Every time any process calls openat(), bpftrace prints the name of that process.
This is useful for observing which processes are opening files in real time. It leverages Linux tracepoints, which are stable kernel instrumentation points, and uses bpftrace’s built-in variable comm (the current process name).

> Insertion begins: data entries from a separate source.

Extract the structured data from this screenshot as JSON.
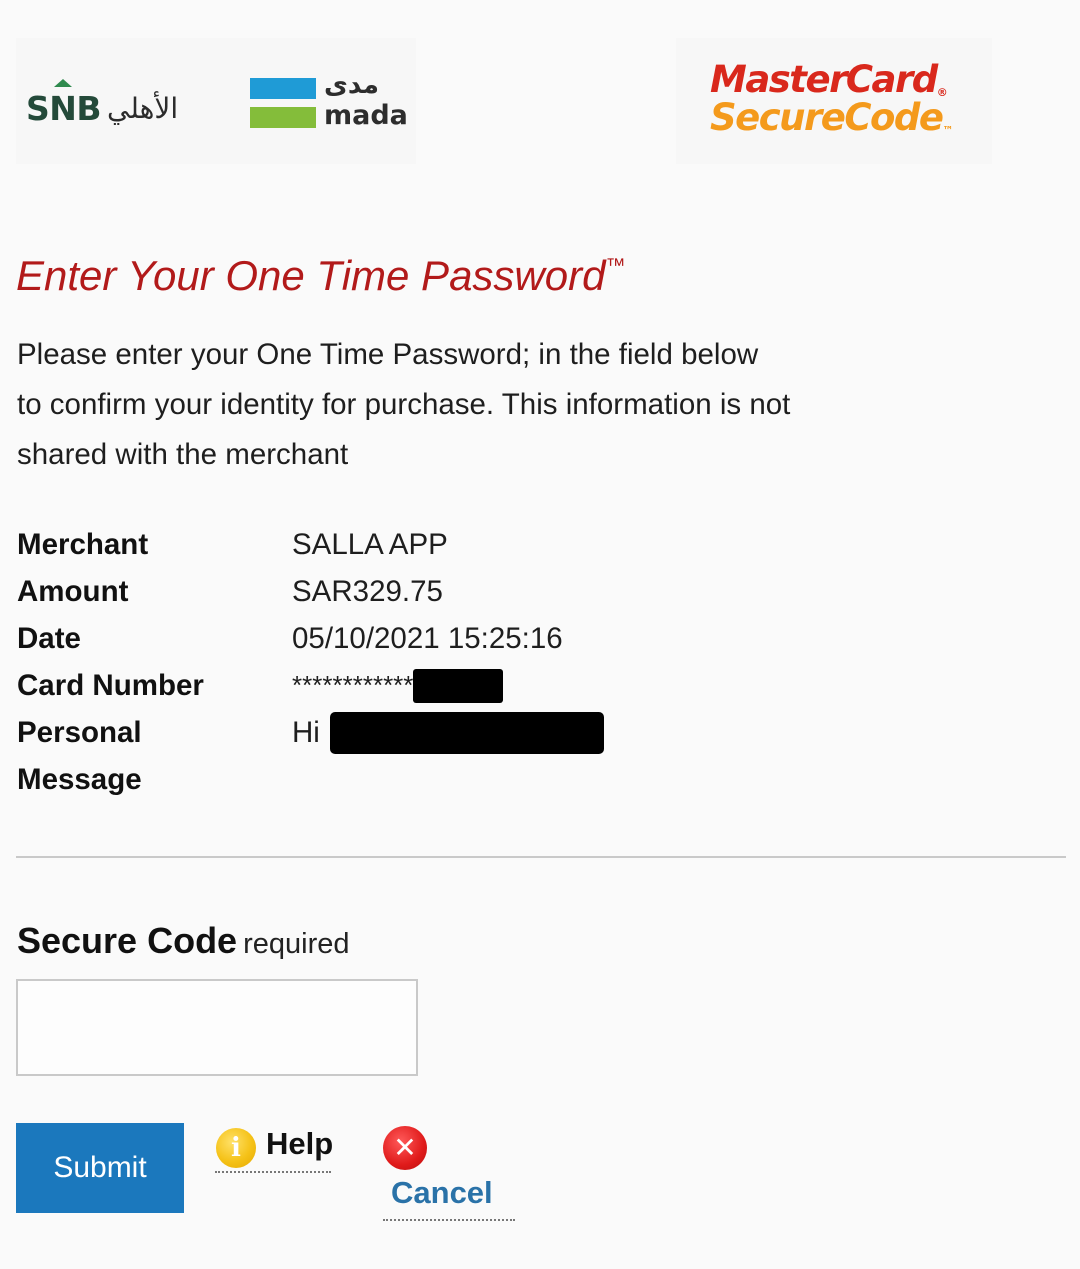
{
  "header": {
    "snb_logo_latin": "SNB",
    "snb_logo_arabic": "الأهلي",
    "mada_logo_arabic": "مدى",
    "mada_logo_latin": "mada",
    "mc_logo_line1": "MasterCard",
    "mc_logo_line2": "SecureCode",
    "mc_registered": "®",
    "mc_trademark": "™",
    "colors": {
      "snb_green": "#244a3a",
      "mada_blue": "#1f9bd6",
      "mada_green": "#84bd3a",
      "mc_red": "#d9281c",
      "mc_orange": "#f49a1c"
    }
  },
  "title": {
    "text": "Enter Your One Time Password",
    "trademark": "™",
    "color": "#b21a1a"
  },
  "intro": {
    "line1": "Please enter your One Time Password; in the field below",
    "line2": "to confirm your identity for purchase. This information is not",
    "line3": "shared with the merchant"
  },
  "details": {
    "merchant_label": "Merchant",
    "merchant_value": "SALLA APP",
    "amount_label": "Amount",
    "amount_value": "SAR329.75",
    "date_label": "Date",
    "date_value": "05/10/2021 15:25:16",
    "card_label": "Card Number",
    "card_value": "************",
    "message_label_1": "Personal",
    "message_label_2": "Message",
    "message_value": "Hi"
  },
  "form": {
    "code_label": "Secure Code",
    "code_required": "required",
    "code_value": "",
    "submit_label": "Submit",
    "help_label": "Help",
    "help_icon": "info-icon",
    "cancel_label": "Cancel",
    "cancel_icon": "close-icon",
    "submit_color": "#1b78bd",
    "cancel_color": "#2a72a8"
  }
}
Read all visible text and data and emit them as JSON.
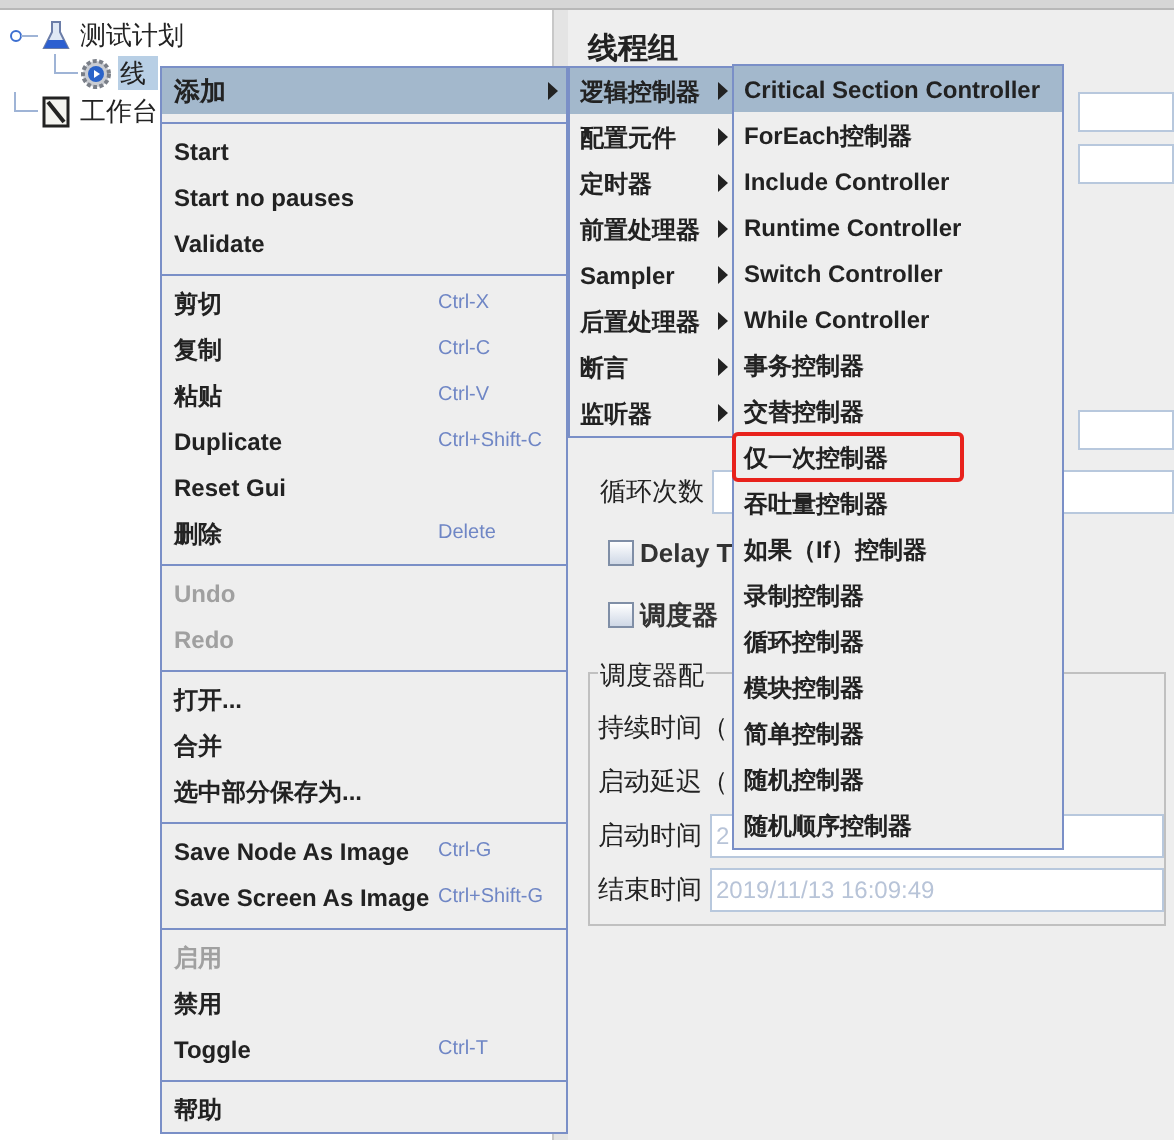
{
  "tree": [
    {
      "label": "测试计划",
      "kind": "plan",
      "selected": false,
      "children": [
        {
          "label": "线",
          "kind": "thread",
          "selected": true
        }
      ]
    },
    {
      "label": "工作台",
      "kind": "workbench",
      "selected": false
    }
  ],
  "panel": {
    "title": "线程组",
    "loop_label": "循环次数",
    "delay_checkbox": {
      "label": "Delay T",
      "checked": false
    },
    "scheduler_checkbox": {
      "label": "调度器",
      "checked": false
    },
    "scheduler_group": "调度器配",
    "duration_label": "持续时间（",
    "delay_label": "启动延迟（",
    "start_label": "启动时间",
    "start_value": "2",
    "end_label": "结束时间",
    "end_value": "2019/11/13 16:09:49"
  },
  "context_menu": [
    {
      "kind": "item",
      "label": "添加",
      "selected": true,
      "submenu": true,
      "disabled": false
    },
    {
      "kind": "separator"
    },
    {
      "kind": "item",
      "label": "Start",
      "selected": false,
      "submenu": false,
      "disabled": false
    },
    {
      "kind": "item",
      "label": "Start no pauses",
      "selected": false,
      "submenu": false,
      "disabled": false
    },
    {
      "kind": "item",
      "label": "Validate",
      "selected": false,
      "submenu": false,
      "disabled": false
    },
    {
      "kind": "separator"
    },
    {
      "kind": "item",
      "label": "剪切",
      "shortcut": "Ctrl-X",
      "selected": false,
      "submenu": false,
      "disabled": false
    },
    {
      "kind": "item",
      "label": "复制",
      "shortcut": "Ctrl-C",
      "selected": false,
      "submenu": false,
      "disabled": false
    },
    {
      "kind": "item",
      "label": "粘贴",
      "shortcut": "Ctrl-V",
      "selected": false,
      "submenu": false,
      "disabled": false
    },
    {
      "kind": "item",
      "label": "Duplicate",
      "shortcut": "Ctrl+Shift-C",
      "selected": false,
      "submenu": false,
      "disabled": false
    },
    {
      "kind": "item",
      "label": "Reset Gui",
      "selected": false,
      "submenu": false,
      "disabled": false
    },
    {
      "kind": "item",
      "label": "删除",
      "shortcut": "Delete",
      "selected": false,
      "submenu": false,
      "disabled": false
    },
    {
      "kind": "separator"
    },
    {
      "kind": "item",
      "label": "Undo",
      "selected": false,
      "submenu": false,
      "disabled": true
    },
    {
      "kind": "item",
      "label": "Redo",
      "selected": false,
      "submenu": false,
      "disabled": true
    },
    {
      "kind": "separator"
    },
    {
      "kind": "item",
      "label": "打开...",
      "selected": false,
      "submenu": false,
      "disabled": false
    },
    {
      "kind": "item",
      "label": "合并",
      "selected": false,
      "submenu": false,
      "disabled": false
    },
    {
      "kind": "item",
      "label": "选中部分保存为...",
      "selected": false,
      "submenu": false,
      "disabled": false
    },
    {
      "kind": "separator"
    },
    {
      "kind": "item",
      "label": "Save Node As Image",
      "shortcut": "Ctrl-G",
      "selected": false,
      "submenu": false,
      "disabled": false
    },
    {
      "kind": "item",
      "label": "Save Screen As Image",
      "shortcut": "Ctrl+Shift-G",
      "selected": false,
      "submenu": false,
      "disabled": false
    },
    {
      "kind": "separator"
    },
    {
      "kind": "item",
      "label": "启用",
      "selected": false,
      "submenu": false,
      "disabled": true
    },
    {
      "kind": "item",
      "label": "禁用",
      "selected": false,
      "submenu": false,
      "disabled": false
    },
    {
      "kind": "item",
      "label": "Toggle",
      "shortcut": "Ctrl-T",
      "selected": false,
      "submenu": false,
      "disabled": false
    },
    {
      "kind": "separator"
    },
    {
      "kind": "item",
      "label": "帮助",
      "selected": false,
      "submenu": false,
      "disabled": false
    }
  ],
  "add_submenu": [
    {
      "label": "逻辑控制器",
      "selected": true
    },
    {
      "label": "配置元件",
      "selected": false
    },
    {
      "label": "定时器",
      "selected": false
    },
    {
      "label": "前置处理器",
      "selected": false
    },
    {
      "label": "Sampler",
      "selected": false
    },
    {
      "label": "后置处理器",
      "selected": false
    },
    {
      "label": "断言",
      "selected": false
    },
    {
      "label": "监听器",
      "selected": false
    }
  ],
  "controller_submenu": [
    {
      "label": "Critical Section Controller",
      "selected": true,
      "outlined": false
    },
    {
      "label": "ForEach控制器",
      "selected": false,
      "outlined": false
    },
    {
      "label": "Include Controller",
      "selected": false,
      "outlined": false
    },
    {
      "label": "Runtime Controller",
      "selected": false,
      "outlined": false
    },
    {
      "label": "Switch Controller",
      "selected": false,
      "outlined": false
    },
    {
      "label": "While Controller",
      "selected": false,
      "outlined": false
    },
    {
      "label": "事务控制器",
      "selected": false,
      "outlined": false
    },
    {
      "label": "交替控制器",
      "selected": false,
      "outlined": false
    },
    {
      "label": "仅一次控制器",
      "selected": false,
      "outlined": true
    },
    {
      "label": "吞吐量控制器",
      "selected": false,
      "outlined": false
    },
    {
      "label": "如果（If）控制器",
      "selected": false,
      "outlined": false
    },
    {
      "label": "录制控制器",
      "selected": false,
      "outlined": false
    },
    {
      "label": "循环控制器",
      "selected": false,
      "outlined": false
    },
    {
      "label": "模块控制器",
      "selected": false,
      "outlined": false
    },
    {
      "label": "简单控制器",
      "selected": false,
      "outlined": false
    },
    {
      "label": "随机控制器",
      "selected": false,
      "outlined": false
    },
    {
      "label": "随机顺序控制器",
      "selected": false,
      "outlined": false
    }
  ]
}
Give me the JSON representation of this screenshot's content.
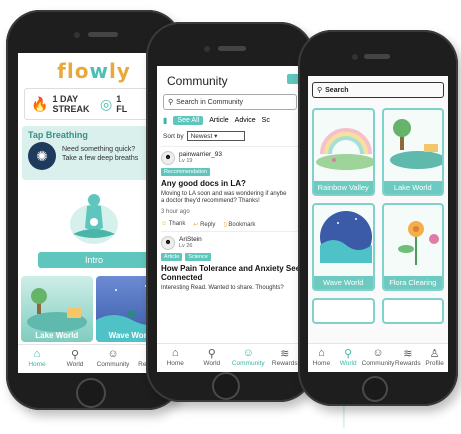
{
  "phone1": {
    "logo": "flowly",
    "streak": {
      "count_label": "1 DAY",
      "unit_label": "STREAK"
    },
    "flow": {
      "count_label": "1",
      "unit_label": "FL"
    },
    "tap_card": {
      "title": "Tap Breathing",
      "line1": "Need something quick?",
      "line2": "Take a few deep breaths"
    },
    "intro_button": "Intro",
    "worlds": [
      "Lake World",
      "Wave World"
    ],
    "tabs": [
      "Home",
      "World",
      "Community",
      "Rewards"
    ]
  },
  "phone2": {
    "title": "Community",
    "search_placeholder": "Search in Community",
    "filter_tabs": [
      "See All",
      "Article",
      "Advice",
      "Sc"
    ],
    "sort_label": "Sort by",
    "sort_value": "Newest",
    "posts": [
      {
        "user": "painwarrier_93",
        "level": "Lv 19",
        "tags": [
          "Recommendation"
        ],
        "title": "Any good docs in LA?",
        "body1": "Moving to LA soon and was wondering if anybe",
        "body2": "a doctor they'd recommend? Thanks!",
        "time": "3 hour ago",
        "actions": [
          "Thank",
          "Reply",
          "Bookmark"
        ]
      },
      {
        "user": "AriStein",
        "level": "Lv 26",
        "tags": [
          "Article",
          "Science"
        ],
        "title": "How Pain Tolerance and Anxiety Seem",
        "title2": "Connected",
        "body1": "Interesting Read. Wanted to share. Thoughts?"
      }
    ],
    "tabs": [
      "Home",
      "World",
      "Community",
      "Rewards"
    ]
  },
  "phone3": {
    "search_placeholder": "Search",
    "worlds": [
      "Rainbow Valley",
      "Lake World",
      "Wave World",
      "Flora Clearing"
    ],
    "tabs": [
      "Home",
      "World",
      "Community",
      "Rewards",
      "Profile"
    ]
  },
  "colors": {
    "accent": "#5ec6bc",
    "brand_orange": "#e8a93a",
    "frame": "#1e1e1e"
  }
}
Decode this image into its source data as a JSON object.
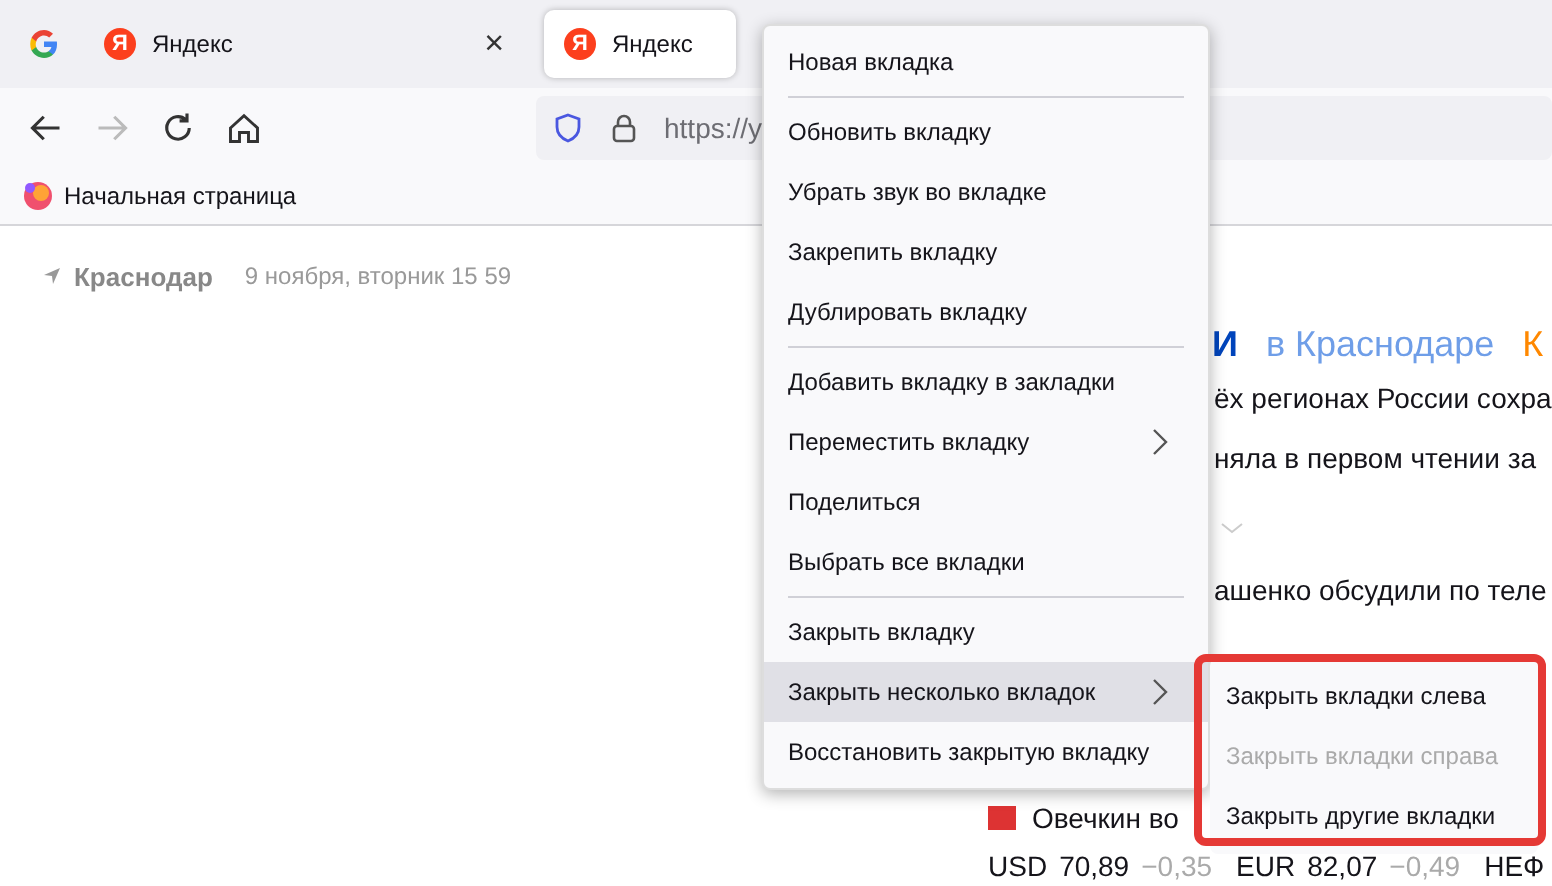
{
  "tabs": [
    {
      "kind": "pinned",
      "selected": false
    },
    {
      "kind": "site",
      "favicon_letter": "Я",
      "label": "Яндекс",
      "selected": false,
      "close": "×"
    },
    {
      "kind": "site",
      "favicon_letter": "Я",
      "label": "Яндекс",
      "selected": true
    }
  ],
  "address_bar": {
    "url": "https://y"
  },
  "bookmarks": [
    {
      "label": "Начальная страница"
    }
  ],
  "page": {
    "city": "Краснодар",
    "date": "9 ноября, вторник 15 59",
    "heading": {
      "part_1": "И",
      "part_2": "в Краснодаре",
      "part_3": "К"
    },
    "news": [
      {
        "text": "ёх регионах России сохра",
        "icon": false
      },
      {
        "text": "няла в первом чтении за",
        "icon": false
      },
      {
        "text": "ашенко обсудили по теле",
        "icon": false
      },
      {
        "text": "Овечкин во",
        "icon": true
      }
    ],
    "rates": [
      {
        "code": "USD",
        "value": "70,89",
        "change": "−0,35"
      },
      {
        "code": "EUR",
        "value": "82,07",
        "change": "−0,49"
      }
    ],
    "rate_cut": "НЕФ"
  },
  "menu": {
    "groups": [
      [
        {
          "label": "Новая вкладка",
          "submenu": false,
          "selected": false
        }
      ],
      [
        {
          "label": "Обновить вкладку",
          "submenu": false,
          "selected": false
        },
        {
          "label": "Убрать звук во вкладке",
          "submenu": false,
          "selected": false
        },
        {
          "label": "Закрепить вкладку",
          "submenu": false,
          "selected": false
        },
        {
          "label": "Дублировать вкладку",
          "submenu": false,
          "selected": false
        }
      ],
      [
        {
          "label": "Добавить вкладку в закладки",
          "submenu": false,
          "selected": false
        },
        {
          "label": "Переместить вкладку",
          "submenu": true,
          "selected": false
        },
        {
          "label": "Поделиться",
          "submenu": false,
          "selected": false
        },
        {
          "label": "Выбрать все вкладки",
          "submenu": false,
          "selected": false
        }
      ],
      [
        {
          "label": "Закрыть вкладку",
          "submenu": false,
          "selected": false
        },
        {
          "label": "Закрыть несколько вкладок",
          "submenu": true,
          "selected": true
        },
        {
          "label": "Восстановить закрытую вкладку",
          "submenu": false,
          "selected": false
        }
      ]
    ]
  },
  "submenu": {
    "highlighted": true,
    "items": [
      {
        "label": "Закрыть вкладки слева",
        "disabled": false
      },
      {
        "label": "Закрыть вкладки справа",
        "disabled": true
      },
      {
        "label": "Закрыть другие вкладки",
        "disabled": false
      }
    ]
  }
}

# bpftrace -e 'tracepoint:syscalls:sys_enter_openat { printf("%s\n", comm); }'
Attached 1 probe
irqbalance
gssproxy
rmcd
bash
sshd
systemd
====>it means those processes invoked openat() during tracing.
--------------------------------
NOTE:
  • Built-in variable comm: In bpftrace, comm is automatically populated with the command name of the current task (the process executing when the probe fires).
  • Execution flow: The action block { printf("%s\n", comm); } runs for every event. At that instant, the kernel context is the process making the syscall, so comm reflects that process name.
  • =======Examples========

    bpftrace -l '*sleep*'
        list probes containing "sleep"

    # bpftrace -l '*sleep*'
    fentry:cls_flower:fl_destroy_sleepable
    fentry:vmlinux:wq_worker_sleeping
    fentry:vmlinux:zpool_can_sleep_mapped
    kprobe:__bpf_prog_array_free_sleepable_cb
    kprobe:__probestub_mm_compaction_kcompactd_sleep
    kprobe:__probestub_mm_vmscan_kswapd_sleep
    rawtracepoint:sunrpc:rpc_task_sleep
    rawtracepoint:sunrpc:rpc_task_sync_sleep
    tracepoint:syscalls:sys_exit_clock_nanosleep
    tracepoint:syscalls:sys_exit_nanosleep
    tracepoint:vmscan:mm_vmscan_kswapd_sleep
    ======
    bpftrace -e 'kprobe:do_nanosleep { printf("PID %d sleeping...\n", pid); }'
        trace processes calling sleep

    # bpftrace -e 'kprobe:do_nanosleep { printf("PID %d sleeping...\n", pid); }'
    Attached 1 probe
    PID 846 sleeping...


    ===============
    bpftrace -e 'tracepoint:raw_syscalls:sys_enter { @[comm] = count(); }'
        count syscalls by process name
    # bpftrace -e 'tracepoint:raw_syscalls:sys_enter { @[comm] = count(); }'
    Attached 1 probe
    ^C

    @[gssproxy]: 4
    @[gmain]: 10
    @[IBM.MgmtDomainR]: 10
    @[auditd]: 17
    @[systemd-userwor]: 27
    @[rmcd]: 40
    @[in:imjournal]: 48
    @[irqbalance]: 56
    @[bash]: 67
    @[multipathd]: 134
    @[bpftrace]: 223
    @[vi]: 564
    @[sshd-session]: 2542

    =============================

    Conclusion 

    Understanding probe types and BTF is essential for effective bpftrace usage. When BTF is missing or incomplete, fallback strategies like raw tracepoints or kernel source paths ensure smooth tracing. These insights help troubleshoot errors and write efficient tracing scripts.